Harmon Seaver hseaver at gmail.com
Thu Apr 10 23:39:44 CDT 2008


Roger Samson wrote:
> Kevin 
> 
> We have a paper coming out soon on the energy balances of the main
> alternatives.  
> 
> Roughly you can get about 6500 m3 (150 GJ) of biogas from 1 ha of corn
> silage. With corn ethanol you get about 3500 l/ha (about 72 GJ). Roughly you
> capture twice as much energy from farmland by using biogas as the energy
> carrier. 

   There is a very, very serious and major error in this calculation.

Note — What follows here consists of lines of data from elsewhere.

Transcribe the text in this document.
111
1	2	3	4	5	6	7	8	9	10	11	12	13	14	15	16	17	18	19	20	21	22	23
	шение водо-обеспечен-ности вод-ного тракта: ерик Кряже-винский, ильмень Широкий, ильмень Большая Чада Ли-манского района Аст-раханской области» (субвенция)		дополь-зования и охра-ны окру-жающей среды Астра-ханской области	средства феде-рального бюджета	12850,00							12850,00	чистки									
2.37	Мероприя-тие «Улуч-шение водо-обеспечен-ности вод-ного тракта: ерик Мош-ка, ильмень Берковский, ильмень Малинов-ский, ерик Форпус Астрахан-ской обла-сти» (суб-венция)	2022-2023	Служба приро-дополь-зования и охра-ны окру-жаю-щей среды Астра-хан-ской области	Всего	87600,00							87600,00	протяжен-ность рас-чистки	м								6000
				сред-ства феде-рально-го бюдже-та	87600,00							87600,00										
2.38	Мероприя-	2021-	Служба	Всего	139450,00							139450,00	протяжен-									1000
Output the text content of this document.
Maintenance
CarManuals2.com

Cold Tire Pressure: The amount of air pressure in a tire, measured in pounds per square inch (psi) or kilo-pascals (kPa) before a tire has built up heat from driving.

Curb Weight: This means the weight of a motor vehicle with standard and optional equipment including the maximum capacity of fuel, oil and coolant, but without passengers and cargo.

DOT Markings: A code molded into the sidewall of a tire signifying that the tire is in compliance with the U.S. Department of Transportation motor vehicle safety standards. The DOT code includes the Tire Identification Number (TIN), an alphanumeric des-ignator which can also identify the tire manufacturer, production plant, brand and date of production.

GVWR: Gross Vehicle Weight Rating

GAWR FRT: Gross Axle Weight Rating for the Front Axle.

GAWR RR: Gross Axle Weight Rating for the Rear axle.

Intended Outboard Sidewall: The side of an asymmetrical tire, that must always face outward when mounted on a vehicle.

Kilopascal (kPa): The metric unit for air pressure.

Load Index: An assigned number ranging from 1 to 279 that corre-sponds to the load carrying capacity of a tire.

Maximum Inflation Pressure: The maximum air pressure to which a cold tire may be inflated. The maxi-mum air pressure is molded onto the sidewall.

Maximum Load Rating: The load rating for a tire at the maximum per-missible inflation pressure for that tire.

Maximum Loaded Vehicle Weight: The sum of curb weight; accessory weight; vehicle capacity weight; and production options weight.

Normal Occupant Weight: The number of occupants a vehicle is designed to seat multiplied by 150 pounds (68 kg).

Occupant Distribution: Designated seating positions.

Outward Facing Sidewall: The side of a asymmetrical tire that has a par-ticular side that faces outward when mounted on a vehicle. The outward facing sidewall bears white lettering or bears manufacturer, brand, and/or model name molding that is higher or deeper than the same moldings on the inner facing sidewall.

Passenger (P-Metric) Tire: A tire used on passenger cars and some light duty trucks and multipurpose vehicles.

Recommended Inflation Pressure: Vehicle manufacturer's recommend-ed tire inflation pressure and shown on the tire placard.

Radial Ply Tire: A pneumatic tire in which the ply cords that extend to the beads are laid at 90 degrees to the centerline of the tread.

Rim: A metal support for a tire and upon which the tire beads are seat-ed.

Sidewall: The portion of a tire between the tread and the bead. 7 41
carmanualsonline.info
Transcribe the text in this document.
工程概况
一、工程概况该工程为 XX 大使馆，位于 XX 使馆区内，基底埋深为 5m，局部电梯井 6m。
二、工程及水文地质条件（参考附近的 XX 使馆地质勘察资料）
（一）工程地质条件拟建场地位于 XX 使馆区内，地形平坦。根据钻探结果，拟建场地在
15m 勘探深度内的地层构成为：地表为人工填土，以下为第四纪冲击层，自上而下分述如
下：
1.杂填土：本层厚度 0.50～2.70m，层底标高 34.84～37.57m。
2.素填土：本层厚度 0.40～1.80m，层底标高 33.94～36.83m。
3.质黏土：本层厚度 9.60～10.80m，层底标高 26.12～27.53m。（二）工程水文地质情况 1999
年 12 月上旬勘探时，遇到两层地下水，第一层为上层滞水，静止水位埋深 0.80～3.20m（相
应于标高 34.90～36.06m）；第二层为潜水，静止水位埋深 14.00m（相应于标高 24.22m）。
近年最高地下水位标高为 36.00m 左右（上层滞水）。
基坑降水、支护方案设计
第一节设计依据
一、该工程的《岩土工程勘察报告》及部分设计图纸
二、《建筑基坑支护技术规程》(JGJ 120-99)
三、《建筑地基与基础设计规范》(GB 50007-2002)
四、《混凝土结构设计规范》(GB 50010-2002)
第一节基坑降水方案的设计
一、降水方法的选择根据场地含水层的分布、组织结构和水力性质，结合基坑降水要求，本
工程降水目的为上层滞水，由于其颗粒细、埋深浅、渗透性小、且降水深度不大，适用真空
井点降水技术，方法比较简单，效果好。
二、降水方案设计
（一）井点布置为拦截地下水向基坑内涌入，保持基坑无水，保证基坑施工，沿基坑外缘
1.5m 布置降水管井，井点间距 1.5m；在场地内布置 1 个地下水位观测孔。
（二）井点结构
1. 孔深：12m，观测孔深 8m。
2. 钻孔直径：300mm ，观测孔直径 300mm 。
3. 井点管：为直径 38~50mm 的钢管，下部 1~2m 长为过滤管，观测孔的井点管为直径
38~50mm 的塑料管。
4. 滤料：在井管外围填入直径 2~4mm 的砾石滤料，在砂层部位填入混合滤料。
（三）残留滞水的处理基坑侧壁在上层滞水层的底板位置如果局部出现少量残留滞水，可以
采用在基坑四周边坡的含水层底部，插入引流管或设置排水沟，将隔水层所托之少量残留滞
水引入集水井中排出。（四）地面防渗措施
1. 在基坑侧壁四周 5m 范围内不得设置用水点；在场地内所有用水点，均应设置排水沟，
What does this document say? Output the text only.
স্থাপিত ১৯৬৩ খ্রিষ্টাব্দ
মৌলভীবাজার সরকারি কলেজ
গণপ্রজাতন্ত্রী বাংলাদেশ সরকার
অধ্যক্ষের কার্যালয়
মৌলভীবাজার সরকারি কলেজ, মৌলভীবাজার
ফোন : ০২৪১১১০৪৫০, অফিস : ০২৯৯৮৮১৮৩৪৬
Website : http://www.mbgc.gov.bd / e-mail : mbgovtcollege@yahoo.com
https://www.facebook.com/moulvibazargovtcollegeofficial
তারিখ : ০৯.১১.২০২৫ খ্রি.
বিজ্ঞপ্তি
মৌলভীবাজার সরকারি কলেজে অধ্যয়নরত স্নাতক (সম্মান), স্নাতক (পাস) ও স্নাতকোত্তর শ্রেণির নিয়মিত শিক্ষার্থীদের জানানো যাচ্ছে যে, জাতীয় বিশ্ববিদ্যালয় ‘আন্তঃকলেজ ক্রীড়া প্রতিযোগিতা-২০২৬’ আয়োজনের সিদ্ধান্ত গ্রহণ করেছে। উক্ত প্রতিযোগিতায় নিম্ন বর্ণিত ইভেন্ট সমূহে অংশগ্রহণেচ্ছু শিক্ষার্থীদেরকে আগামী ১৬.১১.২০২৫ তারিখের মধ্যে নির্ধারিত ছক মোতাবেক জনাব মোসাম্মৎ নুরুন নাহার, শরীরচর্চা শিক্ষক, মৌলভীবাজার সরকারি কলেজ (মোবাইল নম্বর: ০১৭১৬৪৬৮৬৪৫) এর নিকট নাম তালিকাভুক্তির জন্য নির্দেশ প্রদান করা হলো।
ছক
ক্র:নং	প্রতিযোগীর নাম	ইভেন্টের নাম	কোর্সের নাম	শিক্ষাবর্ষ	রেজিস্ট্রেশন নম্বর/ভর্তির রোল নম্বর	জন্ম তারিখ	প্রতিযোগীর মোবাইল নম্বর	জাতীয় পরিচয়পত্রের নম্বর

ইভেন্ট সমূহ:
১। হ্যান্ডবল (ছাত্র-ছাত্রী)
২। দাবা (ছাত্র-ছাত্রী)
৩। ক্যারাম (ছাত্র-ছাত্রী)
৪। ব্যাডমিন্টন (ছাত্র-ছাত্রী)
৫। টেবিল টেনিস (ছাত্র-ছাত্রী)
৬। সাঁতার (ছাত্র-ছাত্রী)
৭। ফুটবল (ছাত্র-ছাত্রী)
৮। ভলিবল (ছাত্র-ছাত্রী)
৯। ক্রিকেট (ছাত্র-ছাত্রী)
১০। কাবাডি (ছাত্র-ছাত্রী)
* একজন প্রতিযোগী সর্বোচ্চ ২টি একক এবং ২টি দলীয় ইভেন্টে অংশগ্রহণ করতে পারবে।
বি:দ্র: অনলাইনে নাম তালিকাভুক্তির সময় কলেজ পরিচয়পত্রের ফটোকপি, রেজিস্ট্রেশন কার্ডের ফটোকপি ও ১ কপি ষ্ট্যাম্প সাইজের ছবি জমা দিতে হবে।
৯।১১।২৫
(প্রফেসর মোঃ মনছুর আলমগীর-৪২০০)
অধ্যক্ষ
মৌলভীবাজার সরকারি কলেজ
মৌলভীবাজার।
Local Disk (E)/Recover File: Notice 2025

When you make the feedstock into ethanol, you have just as much food
left, and, in fact, much higher quality, much more digestible food left
over, in the form of the spent mash. So you are producing both food and
fuel.
   When you use the same feedstock to make methane, you might get more
fuel, but you get no food at all. And the fuel you get is highly
inferior to ethanol as a vehicle fuel simple because it requires much
greater modification of the vehicle and it is impossible to carry enough
methane to go very far.
   Plus, of course, the fact that corn is a horrible feedstock for
ethanol or methane, you can find a great many feedstocks that will give
you two, three, even four times as much ethanol as corn, and that can be
grown in sustainable, permaculture fashion -- plant once, never again,
no fertilizer or herbicides needed.
   Building smaller neighborhood or farm-scale ethanol plants as the
basis for permaculture operations is the way of the future. Digesters
making methane can and should be a part of that operation, especially
for the manure from the livestock you feed the spent mash to, and also
feed with the light stillage drained from the mash after distillation.